1794 — Power of French revolution­ary tribunals is increased, leading to mass executions.

1906 — Death of Richard John Seddon, prime minister of New Zealand (1893-1906).

1908 — Australia’s federal parliament passes the Invalid and Old-age Pensions Act, offering means-tested financial support to the elderly and infirm.

1917 — Sinn Fein riots break out in Dublin.

1941 — Recruiting begins for the Torres Strait Defence Force.

1943 — Hungarian journalist Laszlo Biro patents his ball-point pen.
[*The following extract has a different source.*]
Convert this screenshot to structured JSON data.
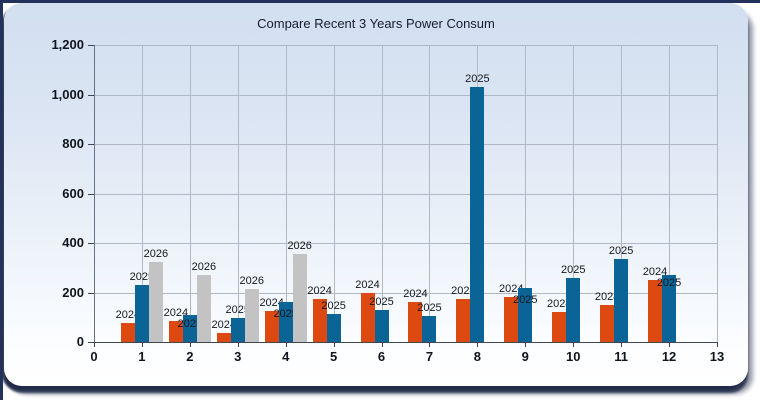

1988 — Riot police in South Korea block thousands of students trying to march to North Korea for reunificat­ion talks.

1997 — Top Khmer Rouge lieutenant Son Sen and his family are executed on the orders of leader Pol Pot.
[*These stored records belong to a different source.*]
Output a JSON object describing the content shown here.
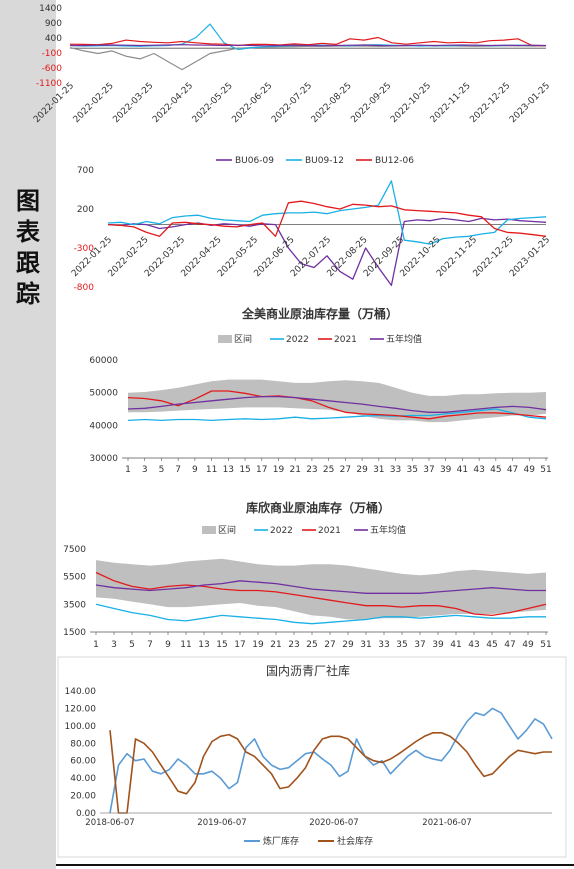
{
  "sidebar": {
    "title_chars": [
      "图",
      "表",
      "跟",
      "踪"
    ]
  },
  "colors": {
    "purple": "#7030a0",
    "cyan": "#1ab0e6",
    "red": "#e31a1c",
    "gray": "#8c8c8c",
    "band": "#bfbfbf",
    "blue": "#5b9bd5",
    "brown": "#a0521b"
  },
  "chart_data": [
    {
      "id": "spread1",
      "type": "line",
      "title": "",
      "ylim": [
        -1400,
        1400
      ],
      "y_ticks": [
        "1400",
        "900",
        "400",
        "-100",
        "-600",
        "-1100"
      ],
      "x_ticks": [
        "2022-01-25",
        "2022-02-25",
        "2022-03-25",
        "2022-04-25",
        "2022-05-25",
        "2022-06-25",
        "2022-07-25",
        "2022-08-25",
        "2022-09-25",
        "2022-10-25",
        "2022-11-25",
        "2022-12-25",
        "2023-01-25"
      ],
      "series": [
        {
          "color": "#8c8c8c",
          "values": [
            -80,
            -200,
            -300,
            -200,
            -400,
            -500,
            -300,
            -600,
            -900,
            -600,
            -300,
            -200,
            -100,
            -80,
            -60,
            -50,
            -40,
            -30,
            -30,
            -20,
            -20,
            -20,
            -30,
            -20,
            -10,
            0,
            -20,
            -10,
            -20,
            -30,
            -20,
            -10,
            -10,
            -20,
            -10
          ]
        },
        {
          "color": "#1ab0e6",
          "values": [
            0,
            -20,
            -10,
            0,
            -20,
            -30,
            -10,
            0,
            50,
            300,
            800,
            100,
            -150,
            -80,
            -50,
            -20,
            0,
            20,
            10,
            0,
            -10,
            20,
            30,
            10,
            0,
            -20,
            -10,
            -10,
            0,
            10,
            -10,
            0,
            10,
            0,
            -10
          ]
        },
        {
          "color": "#e31a1c",
          "values": [
            50,
            40,
            30,
            80,
            200,
            150,
            120,
            100,
            150,
            100,
            60,
            50,
            0,
            40,
            40,
            20,
            60,
            30,
            80,
            40,
            250,
            200,
            300,
            100,
            50,
            100,
            150,
            100,
            120,
            100,
            180,
            200,
            250,
            0,
            -10
          ]
        },
        {
          "color": "#7030a0",
          "values": [
            0,
            0,
            10,
            20,
            10,
            0,
            10,
            20,
            30,
            20,
            10,
            0,
            10,
            0,
            -10,
            0,
            10,
            0,
            -10,
            0,
            10,
            20,
            0,
            -10,
            0,
            10,
            0,
            10,
            20,
            10,
            0,
            10,
            0,
            10,
            0
          ]
        }
      ]
    },
    {
      "id": "spread2",
      "type": "line",
      "title": "",
      "ylim": [
        -800,
        700
      ],
      "y_ticks": [
        "700",
        "200",
        "-300",
        "-800"
      ],
      "x_ticks": [
        "2022-01-25",
        "2022-02-25",
        "2022-03-25",
        "2022-04-25",
        "2022-05-25",
        "2022-06-25",
        "2022-07-25",
        "2022-08-25",
        "2022-09-25",
        "2022-10-25",
        "2022-11-25",
        "2022-12-25",
        "2023-01-25"
      ],
      "legend": [
        "BU06-09",
        "BU09-12",
        "BU12-06"
      ],
      "series": [
        {
          "name": "BU06-09",
          "color": "#7030a0",
          "values": [
            0,
            -10,
            10,
            0,
            -50,
            -30,
            0,
            20,
            -10,
            10,
            0,
            -20,
            10,
            0,
            -300,
            -500,
            -550,
            -400,
            -600,
            -700,
            -300,
            -550,
            -780,
            40,
            60,
            50,
            80,
            60,
            40,
            80,
            60,
            70,
            50,
            40,
            30
          ]
        },
        {
          "name": "BU09-12",
          "color": "#1ab0e6",
          "values": [
            20,
            30,
            0,
            40,
            10,
            90,
            110,
            120,
            80,
            60,
            50,
            40,
            120,
            140,
            150,
            150,
            160,
            140,
            180,
            200,
            220,
            250,
            560,
            -200,
            -220,
            -250,
            -180,
            -160,
            -150,
            -120,
            -100,
            60,
            80,
            90,
            100
          ]
        },
        {
          "name": "BU12-06",
          "color": "#e31a1c",
          "values": [
            0,
            -10,
            -30,
            -100,
            -150,
            20,
            30,
            10,
            0,
            -20,
            -30,
            0,
            20,
            -150,
            280,
            300,
            270,
            230,
            200,
            260,
            250,
            230,
            240,
            190,
            180,
            170,
            160,
            150,
            120,
            100,
            -50,
            -100,
            -110,
            -130,
            -150
          ]
        }
      ]
    },
    {
      "id": "us_crude",
      "type": "line",
      "title": "全美商业原油库存量（万桶）",
      "legend": [
        "区间",
        "2022",
        "2021",
        "五年均值"
      ],
      "ylim": [
        30000,
        60000
      ],
      "y_ticks": [
        "60000",
        "50000",
        "40000",
        "30000"
      ],
      "x_ticks": [
        "1",
        "3",
        "5",
        "7",
        "9",
        "11",
        "13",
        "15",
        "17",
        "19",
        "21",
        "23",
        "25",
        "27",
        "29",
        "31",
        "33",
        "35",
        "37",
        "39",
        "41",
        "43",
        "45",
        "47",
        "49",
        "51"
      ],
      "band_low": [
        44000,
        44000,
        44200,
        44500,
        44800,
        45000,
        45200,
        45500,
        45500,
        45500,
        45200,
        45000,
        44800,
        44000,
        43000,
        42000,
        41500,
        41500,
        41000,
        41000,
        41500,
        42000,
        42500,
        43000,
        43000,
        43500
      ],
      "band_high": [
        50000,
        50200,
        50800,
        51500,
        52500,
        53500,
        54000,
        54000,
        54000,
        53500,
        53000,
        53000,
        53500,
        53800,
        53500,
        53000,
        51500,
        50000,
        49000,
        49000,
        49500,
        49500,
        49800,
        50000,
        50000,
        50200
      ],
      "series": [
        {
          "name": "2022",
          "color": "#1ab0e6",
          "values": [
            41500,
            41800,
            41500,
            41800,
            41800,
            41500,
            41800,
            42000,
            41800,
            42000,
            42500,
            42000,
            42200,
            42500,
            42800,
            43000,
            42800,
            43000,
            43000,
            43500,
            44000,
            44500,
            45000,
            43800,
            42500,
            42000
          ]
        },
        {
          "name": "2021",
          "color": "#e31a1c",
          "values": [
            48500,
            48200,
            47500,
            46000,
            48000,
            50500,
            50500,
            49800,
            48800,
            49000,
            48500,
            47500,
            45500,
            44000,
            43500,
            43300,
            43000,
            42500,
            42000,
            42800,
            43300,
            43800,
            43800,
            43500,
            43000,
            42500
          ]
        },
        {
          "name": "五年均值",
          "color": "#7030a0",
          "values": [
            45000,
            45200,
            45800,
            46500,
            47000,
            47500,
            48000,
            48500,
            48800,
            48800,
            48500,
            48000,
            47500,
            47000,
            46500,
            45800,
            45200,
            44500,
            44000,
            44000,
            44500,
            45000,
            45500,
            45800,
            45500,
            44800
          ]
        }
      ]
    },
    {
      "id": "cushing",
      "type": "line",
      "title": "库欣商业原油库存（万桶）",
      "legend": [
        "区间",
        "2022",
        "2021",
        "五年均值"
      ],
      "ylim": [
        1500,
        7500
      ],
      "y_ticks": [
        "7500",
        "5500",
        "3500",
        "1500"
      ],
      "x_ticks": [
        "1",
        "3",
        "5",
        "7",
        "9",
        "11",
        "13",
        "15",
        "17",
        "19",
        "21",
        "23",
        "25",
        "27",
        "29",
        "31",
        "33",
        "35",
        "37",
        "39",
        "41",
        "43",
        "45",
        "47",
        "49",
        "51"
      ],
      "band_low": [
        4000,
        3900,
        3700,
        3500,
        3300,
        3300,
        3400,
        3500,
        3600,
        3400,
        3300,
        3000,
        2700,
        2600,
        2400,
        2400,
        2500,
        2500,
        2600,
        2700,
        2800,
        2800,
        2800,
        2900,
        3000,
        3100
      ],
      "band_high": [
        6700,
        6500,
        6400,
        6300,
        6400,
        6600,
        6700,
        6800,
        6600,
        6400,
        6300,
        6300,
        6400,
        6400,
        6300,
        6100,
        5900,
        5700,
        5600,
        5700,
        5900,
        6000,
        5900,
        5800,
        5700,
        5800
      ],
      "series": [
        {
          "name": "2022",
          "color": "#1ab0e6",
          "values": [
            3500,
            3200,
            2900,
            2700,
            2400,
            2300,
            2500,
            2700,
            2600,
            2500,
            2400,
            2200,
            2100,
            2200,
            2300,
            2400,
            2600,
            2600,
            2500,
            2600,
            2700,
            2600,
            2500,
            2500,
            2600,
            2600
          ]
        },
        {
          "name": "2021",
          "color": "#e31a1c",
          "values": [
            5800,
            5200,
            4800,
            4600,
            4800,
            4900,
            4800,
            4600,
            4500,
            4500,
            4400,
            4200,
            4000,
            3800,
            3600,
            3400,
            3400,
            3300,
            3400,
            3400,
            3200,
            2800,
            2700,
            2900,
            3200,
            3500
          ]
        },
        {
          "name": "五年均值",
          "color": "#7030a0",
          "values": [
            4900,
            4700,
            4600,
            4500,
            4600,
            4700,
            4900,
            5000,
            5200,
            5100,
            5000,
            4800,
            4600,
            4500,
            4400,
            4300,
            4300,
            4300,
            4300,
            4400,
            4500,
            4600,
            4700,
            4600,
            4500,
            4500
          ]
        }
      ]
    },
    {
      "id": "asphalt",
      "type": "line",
      "title": "国内沥青厂社库",
      "legend": [
        "炼厂库存",
        "社会库存"
      ],
      "ylim": [
        0,
        140
      ],
      "y_ticks": [
        "140.00",
        "120.00",
        "100.00",
        "80.00",
        "60.00",
        "40.00",
        "20.00",
        "0.00"
      ],
      "x_ticks": [
        "2018-06-07",
        "2019-06-07",
        "2020-06-07",
        "2021-06-07"
      ],
      "series": [
        {
          "name": "炼厂库存",
          "color": "#5b9bd5",
          "values": [
            0,
            55,
            68,
            60,
            62,
            48,
            45,
            50,
            62,
            55,
            45,
            45,
            48,
            40,
            28,
            35,
            75,
            85,
            65,
            55,
            50,
            52,
            60,
            68,
            70,
            62,
            55,
            42,
            48,
            85,
            65,
            55,
            60,
            45,
            55,
            65,
            72,
            65,
            62,
            60,
            72,
            90,
            105,
            115,
            112,
            120,
            115,
            100,
            85,
            95,
            108,
            102,
            85
          ]
        },
        {
          "name": "社会库存",
          "color": "#a0521b",
          "values": [
            95,
            0,
            0,
            85,
            80,
            70,
            55,
            40,
            25,
            22,
            35,
            65,
            82,
            88,
            90,
            85,
            70,
            65,
            55,
            45,
            28,
            30,
            40,
            52,
            72,
            85,
            88,
            88,
            85,
            75,
            65,
            60,
            58,
            62,
            68,
            75,
            82,
            88,
            92,
            92,
            88,
            80,
            70,
            55,
            42,
            45,
            55,
            65,
            72,
            70,
            68,
            70,
            70
          ]
        }
      ]
    }
  ]
}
1998 — President Nursultan Nazarbayev formally opens Kazakhstan’s new capital city Astana.

2002 — India reopens its airspace to Pakistani commercial flights, showing the first signs that it is ready to ease the standoff over the border shared by the two nations in Kashmir.

2003 — Former Lebanon hostage Terry Waite, 64, who was chained to the wall of a Beirut cell for nearly five years, agrees to spend a day in a British prison to raise money for charity.
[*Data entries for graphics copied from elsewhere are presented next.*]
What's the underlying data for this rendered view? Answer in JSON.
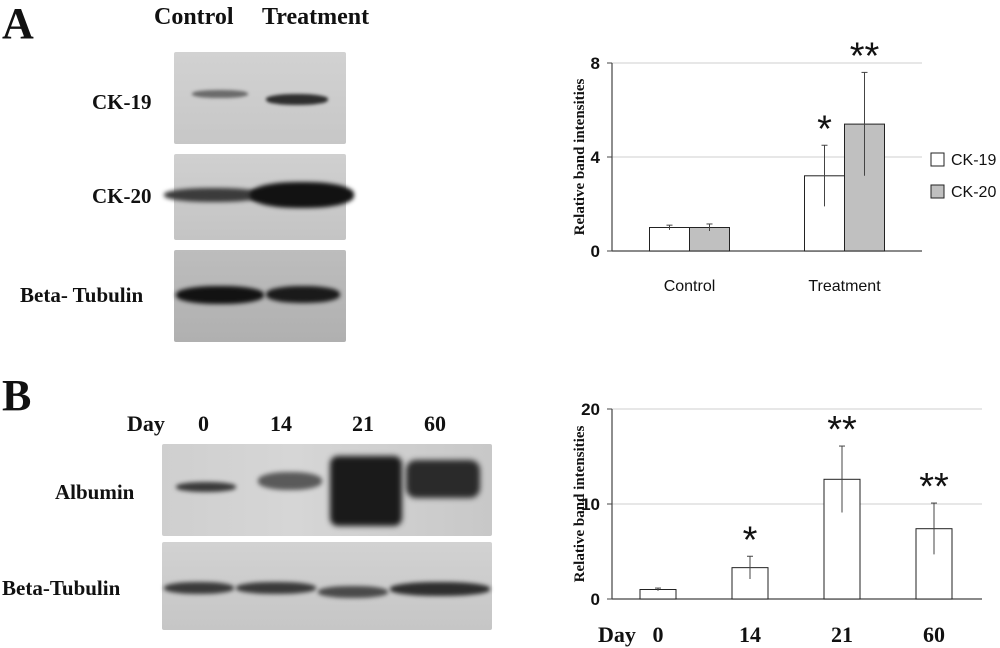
{
  "panel_a": {
    "letter": "A",
    "columns": [
      "Control",
      "Treatment"
    ],
    "blot_rows": [
      "CK-19",
      "CK-20",
      "Beta- Tubulin"
    ]
  },
  "panel_b": {
    "letter": "B",
    "day_label": "Day",
    "days": [
      "0",
      "14",
      "21",
      "60"
    ],
    "blot_rows": [
      "Albumin",
      "Beta-Tubulin"
    ]
  },
  "chart_data": [
    {
      "type": "bar",
      "ylabel": "Relative band intensities",
      "xlabel": "",
      "categories": [
        "Control",
        "Treatment"
      ],
      "ylim": [
        0,
        8
      ],
      "yticks": [
        0,
        4,
        8
      ],
      "grid": true,
      "legend_placement": "right",
      "series": [
        {
          "name": "CK-19",
          "color": "#ffffff",
          "values": [
            1.0,
            3.2
          ],
          "errors": [
            0.1,
            1.3
          ]
        },
        {
          "name": "CK-20",
          "color": "#c0c0c0",
          "values": [
            1.0,
            5.4
          ],
          "errors": [
            0.15,
            2.2
          ]
        }
      ],
      "significance": [
        {
          "category": "Treatment",
          "series": "CK-19",
          "mark": "*"
        },
        {
          "category": "Treatment",
          "series": "CK-20",
          "mark": "**"
        }
      ]
    },
    {
      "type": "bar",
      "ylabel": "Relative band intensities",
      "xlabel": "Day",
      "categories": [
        "0",
        "14",
        "21",
        "60"
      ],
      "ylim": [
        0,
        20
      ],
      "yticks": [
        0,
        10,
        20
      ],
      "grid": true,
      "series": [
        {
          "name": "",
          "color": "#ffffff",
          "values": [
            1.0,
            3.3,
            12.6,
            7.4
          ],
          "errors": [
            0.15,
            1.2,
            3.5,
            2.7
          ]
        }
      ],
      "significance": [
        {
          "category": "14",
          "mark": "*"
        },
        {
          "category": "21",
          "mark": "**"
        },
        {
          "category": "60",
          "mark": "**"
        }
      ]
    }
  ]
}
2008 — The chief of Saddam Hussein’s tribal clan is killed by a bomb glued to the undercarri­age of his car.

2010 — Pope Benedict XVI strongly defends celibacy for priests as a sign of faith in an increasing­ly secular world during a rally that draws some 15,000 priests from around the world to Rome.

2013 — Bombs explode across Iraq, killing at least 70 people.

2014 — Jihadist followers of the alqaeda splinter group ISIL (the Islamic State of Iraq and the Levant) seize Mosul, Iraq’s second largest city, in a spectacula­r blow to the Shi’ite-led government of Nuri al-maliki; Australia Post says it will cut 900 jobs over the next year.

2016 — Mourners line the streets of Muhammad Ali’s hometown of Louisville to farewell the boxing great who died the week before, aged 74.

Today’s Birthdays: Gustave Courbet, French artist (1819-1877); Nikolaus August Otto, German developer of internal combustion engine (1832-1891); Henry Stanley, English explorer (1840-1904); Maurice Sendak, author of Where The Wild Things Are (1928-2012).